MorseLife is a strong proponent of music therapy, and provides music entertainment as part of their daily ritual for residents. For instance, Raoul performs every Friday afternoon before Sabbath services. He and Dad bonded immediately once Raoul noticed Dad’s exuberance during an afternoon music session last year. Taking a short break from his act, he asked Dad what he did in the real world, and Dad answered without hesitation (but falsely) that he was on the radio. The next week, for Dad’s 94th birthday, Raoul presented Dad with a cap forever identifying him as Radio Man.
Despite a collection of a dozen or more caps, Radio Man has become his most cherished possession, and he hardly ever dresses without it.
Not to be outdone, I felt compelled to deliver a gift for Dad’s 95th birthday celebration that would be equally as memorable. But given his present circumstances, what do I give a man who has everything (except his memories) and requires nothing (but his memory)? I gave it a lot of thought and happened upon an idea that required stealth and deception.

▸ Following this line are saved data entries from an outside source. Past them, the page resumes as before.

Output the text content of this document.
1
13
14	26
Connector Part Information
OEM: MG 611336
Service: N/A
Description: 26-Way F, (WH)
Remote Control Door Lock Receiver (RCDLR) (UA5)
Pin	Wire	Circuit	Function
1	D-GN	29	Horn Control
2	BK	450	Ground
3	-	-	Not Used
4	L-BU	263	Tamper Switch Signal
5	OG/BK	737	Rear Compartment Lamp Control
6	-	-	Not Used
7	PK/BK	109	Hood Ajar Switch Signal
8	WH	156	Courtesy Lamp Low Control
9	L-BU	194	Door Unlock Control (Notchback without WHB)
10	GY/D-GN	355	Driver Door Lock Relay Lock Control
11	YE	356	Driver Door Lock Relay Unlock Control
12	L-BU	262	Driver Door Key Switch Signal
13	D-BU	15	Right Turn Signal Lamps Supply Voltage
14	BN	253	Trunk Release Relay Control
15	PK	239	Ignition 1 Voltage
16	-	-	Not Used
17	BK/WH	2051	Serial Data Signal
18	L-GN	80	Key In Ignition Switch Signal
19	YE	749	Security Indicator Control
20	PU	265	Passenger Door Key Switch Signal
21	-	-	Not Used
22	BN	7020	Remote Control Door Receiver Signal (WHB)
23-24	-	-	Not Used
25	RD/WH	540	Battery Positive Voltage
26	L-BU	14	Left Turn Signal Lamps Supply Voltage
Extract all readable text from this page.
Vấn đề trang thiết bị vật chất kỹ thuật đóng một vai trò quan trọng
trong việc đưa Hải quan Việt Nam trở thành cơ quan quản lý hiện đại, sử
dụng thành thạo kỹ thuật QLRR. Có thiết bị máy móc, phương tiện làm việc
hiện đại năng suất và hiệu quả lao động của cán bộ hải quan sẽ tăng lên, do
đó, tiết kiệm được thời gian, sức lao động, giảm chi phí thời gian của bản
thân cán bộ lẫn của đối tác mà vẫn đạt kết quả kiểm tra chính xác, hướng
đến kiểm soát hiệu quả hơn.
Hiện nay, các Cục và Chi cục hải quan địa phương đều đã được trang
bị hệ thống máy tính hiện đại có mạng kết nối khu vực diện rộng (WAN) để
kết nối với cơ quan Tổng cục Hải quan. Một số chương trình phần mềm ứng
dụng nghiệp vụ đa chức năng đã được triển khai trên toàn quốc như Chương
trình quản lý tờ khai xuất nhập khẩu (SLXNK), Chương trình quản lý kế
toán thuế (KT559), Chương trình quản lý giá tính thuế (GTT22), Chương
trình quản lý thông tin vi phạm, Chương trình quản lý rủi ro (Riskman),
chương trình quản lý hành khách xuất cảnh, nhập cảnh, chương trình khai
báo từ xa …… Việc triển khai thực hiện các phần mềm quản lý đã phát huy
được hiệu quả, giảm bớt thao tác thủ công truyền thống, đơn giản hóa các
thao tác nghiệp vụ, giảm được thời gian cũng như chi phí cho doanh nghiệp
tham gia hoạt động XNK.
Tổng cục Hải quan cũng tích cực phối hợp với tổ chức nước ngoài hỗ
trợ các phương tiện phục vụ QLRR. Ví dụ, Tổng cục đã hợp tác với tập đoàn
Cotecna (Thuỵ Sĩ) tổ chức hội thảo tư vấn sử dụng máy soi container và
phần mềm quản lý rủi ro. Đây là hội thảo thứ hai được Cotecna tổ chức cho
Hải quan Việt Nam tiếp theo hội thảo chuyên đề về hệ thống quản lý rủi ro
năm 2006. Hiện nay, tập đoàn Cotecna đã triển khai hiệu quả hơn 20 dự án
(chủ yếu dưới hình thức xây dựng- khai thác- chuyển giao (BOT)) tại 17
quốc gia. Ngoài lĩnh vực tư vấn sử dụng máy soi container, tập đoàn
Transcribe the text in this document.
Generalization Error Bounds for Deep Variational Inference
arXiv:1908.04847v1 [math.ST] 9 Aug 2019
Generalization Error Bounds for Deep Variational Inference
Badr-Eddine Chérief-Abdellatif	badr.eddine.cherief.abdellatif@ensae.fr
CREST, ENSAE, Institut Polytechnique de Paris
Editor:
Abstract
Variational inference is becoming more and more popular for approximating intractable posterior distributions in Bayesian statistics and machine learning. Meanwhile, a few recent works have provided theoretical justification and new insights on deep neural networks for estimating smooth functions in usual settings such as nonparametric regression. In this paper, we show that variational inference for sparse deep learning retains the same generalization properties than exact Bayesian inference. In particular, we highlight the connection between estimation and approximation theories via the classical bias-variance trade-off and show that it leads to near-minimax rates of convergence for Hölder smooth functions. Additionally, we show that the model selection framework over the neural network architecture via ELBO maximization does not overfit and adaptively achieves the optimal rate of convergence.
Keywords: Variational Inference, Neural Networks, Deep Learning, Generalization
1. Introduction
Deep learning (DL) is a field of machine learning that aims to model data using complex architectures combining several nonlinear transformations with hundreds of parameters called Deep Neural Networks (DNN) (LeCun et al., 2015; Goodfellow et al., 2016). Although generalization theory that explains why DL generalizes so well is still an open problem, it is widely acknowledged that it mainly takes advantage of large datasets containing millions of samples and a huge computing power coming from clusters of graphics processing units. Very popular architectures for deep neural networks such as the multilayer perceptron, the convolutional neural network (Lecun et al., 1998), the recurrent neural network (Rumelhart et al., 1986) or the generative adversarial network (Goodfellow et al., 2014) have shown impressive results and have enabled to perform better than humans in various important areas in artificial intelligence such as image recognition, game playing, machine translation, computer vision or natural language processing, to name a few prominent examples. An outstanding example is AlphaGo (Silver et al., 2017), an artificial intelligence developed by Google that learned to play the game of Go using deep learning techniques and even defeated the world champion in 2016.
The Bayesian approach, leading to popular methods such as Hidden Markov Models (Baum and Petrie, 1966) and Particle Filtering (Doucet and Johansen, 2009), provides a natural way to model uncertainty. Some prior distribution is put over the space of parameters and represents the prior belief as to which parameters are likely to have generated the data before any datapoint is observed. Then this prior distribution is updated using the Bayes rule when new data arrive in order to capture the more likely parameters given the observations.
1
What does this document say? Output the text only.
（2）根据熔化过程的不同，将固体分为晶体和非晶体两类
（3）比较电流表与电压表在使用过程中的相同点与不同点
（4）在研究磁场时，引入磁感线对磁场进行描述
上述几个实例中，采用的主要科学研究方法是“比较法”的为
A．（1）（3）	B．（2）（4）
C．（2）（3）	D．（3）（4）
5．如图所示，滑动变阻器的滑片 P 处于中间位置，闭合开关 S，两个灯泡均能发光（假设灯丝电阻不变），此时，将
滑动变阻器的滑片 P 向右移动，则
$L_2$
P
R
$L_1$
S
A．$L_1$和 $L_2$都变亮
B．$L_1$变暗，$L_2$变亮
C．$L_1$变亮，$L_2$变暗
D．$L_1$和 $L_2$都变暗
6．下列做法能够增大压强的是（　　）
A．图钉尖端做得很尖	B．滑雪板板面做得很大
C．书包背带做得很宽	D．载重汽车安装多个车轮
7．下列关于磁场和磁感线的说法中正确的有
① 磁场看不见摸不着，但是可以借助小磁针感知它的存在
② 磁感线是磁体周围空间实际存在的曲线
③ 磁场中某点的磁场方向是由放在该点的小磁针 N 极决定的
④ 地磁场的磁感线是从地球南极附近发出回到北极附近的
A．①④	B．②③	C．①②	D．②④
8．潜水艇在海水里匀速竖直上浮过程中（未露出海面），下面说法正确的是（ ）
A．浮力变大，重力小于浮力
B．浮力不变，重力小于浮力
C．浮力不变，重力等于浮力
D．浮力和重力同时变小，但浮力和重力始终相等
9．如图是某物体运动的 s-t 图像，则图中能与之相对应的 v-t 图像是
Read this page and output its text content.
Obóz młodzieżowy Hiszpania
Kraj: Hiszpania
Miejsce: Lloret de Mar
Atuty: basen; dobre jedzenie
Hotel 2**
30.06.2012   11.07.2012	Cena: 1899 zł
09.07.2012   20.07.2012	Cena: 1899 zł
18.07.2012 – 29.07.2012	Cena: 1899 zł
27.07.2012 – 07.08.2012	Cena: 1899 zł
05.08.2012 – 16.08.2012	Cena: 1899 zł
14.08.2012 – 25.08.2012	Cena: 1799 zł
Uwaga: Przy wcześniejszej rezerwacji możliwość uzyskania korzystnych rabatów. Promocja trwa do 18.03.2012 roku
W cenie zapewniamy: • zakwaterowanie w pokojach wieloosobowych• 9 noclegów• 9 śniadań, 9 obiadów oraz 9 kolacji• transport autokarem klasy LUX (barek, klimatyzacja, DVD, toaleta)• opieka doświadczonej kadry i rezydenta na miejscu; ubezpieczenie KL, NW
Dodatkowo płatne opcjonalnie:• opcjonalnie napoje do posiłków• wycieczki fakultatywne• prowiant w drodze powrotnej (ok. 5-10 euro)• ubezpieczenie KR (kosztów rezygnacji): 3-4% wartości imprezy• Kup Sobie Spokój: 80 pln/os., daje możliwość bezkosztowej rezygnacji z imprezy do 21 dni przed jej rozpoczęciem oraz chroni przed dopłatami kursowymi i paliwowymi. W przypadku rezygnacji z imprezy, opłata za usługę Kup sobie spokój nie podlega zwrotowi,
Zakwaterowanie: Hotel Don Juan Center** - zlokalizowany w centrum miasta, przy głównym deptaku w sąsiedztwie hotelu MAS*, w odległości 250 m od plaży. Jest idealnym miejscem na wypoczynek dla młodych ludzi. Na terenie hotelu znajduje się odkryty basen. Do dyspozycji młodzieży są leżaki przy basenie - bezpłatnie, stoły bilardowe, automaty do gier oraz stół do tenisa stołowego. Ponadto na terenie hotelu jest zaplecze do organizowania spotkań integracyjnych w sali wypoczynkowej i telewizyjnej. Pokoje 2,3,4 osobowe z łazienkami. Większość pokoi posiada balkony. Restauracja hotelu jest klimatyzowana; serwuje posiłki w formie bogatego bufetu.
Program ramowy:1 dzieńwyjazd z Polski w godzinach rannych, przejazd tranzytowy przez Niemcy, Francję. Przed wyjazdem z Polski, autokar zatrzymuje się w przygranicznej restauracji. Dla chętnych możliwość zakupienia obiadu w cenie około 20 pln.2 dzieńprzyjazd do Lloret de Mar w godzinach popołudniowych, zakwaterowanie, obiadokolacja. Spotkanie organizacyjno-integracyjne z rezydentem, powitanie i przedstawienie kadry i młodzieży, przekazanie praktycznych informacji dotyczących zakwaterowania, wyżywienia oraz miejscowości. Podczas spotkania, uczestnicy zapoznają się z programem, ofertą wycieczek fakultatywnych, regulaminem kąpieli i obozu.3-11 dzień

Our family gathered in the Memory Center’s private dining room this past Friday to honor Dad with a party cake (for us) and ice cream (for him). To make it a little more special, I presented Dad with a smuggled bottle of Chivas Regal–his go-to booze for most of his adult life, until he was no longer allowed.
Because of MorseLife’s stringent no-alcohol policy, Dad hadn’t tasted hard liquor in over four years, so naturally, I wondered how he’d react. Would he think the heat too harsh? Or would he flatly reject it like he did when he was once offered liquified macaroni and cheese for lunch?
Since there were no objections from my siblings, as they were equally as curious, I poured Dad a finger of Chivas, and we toasted him.
The results were priceless.
I poured him another…and soon after, another. Each time, his reaction was identical.
He had to know that this was a special day!
The floor nurse stopped by to check on our birthday boy. She immediately spotted the open bottle of Chivas on the table and straightened her back with her hands on her hips.
“I hope that Carl isn’t drinking that!” she admonished.
“Absolutely not,” I answered, quickly. “Ask him yourself!”
After she left, I poured him another.
“It’s the last one,” I promised over Leah’s loose objection.
Same result. “Oooh!” “Ahhh!”
We moved our celebration to the common room, where Raoul was already entertaining the residents with his Latin-flavored karaoke. Once Dad was situated, the party started in earnest.
Raoul offered a rousing rendition of “Happy Birthday,” and we were there to witness Dad’s glory.
To hear Dad sing was an unexpected gift to us all.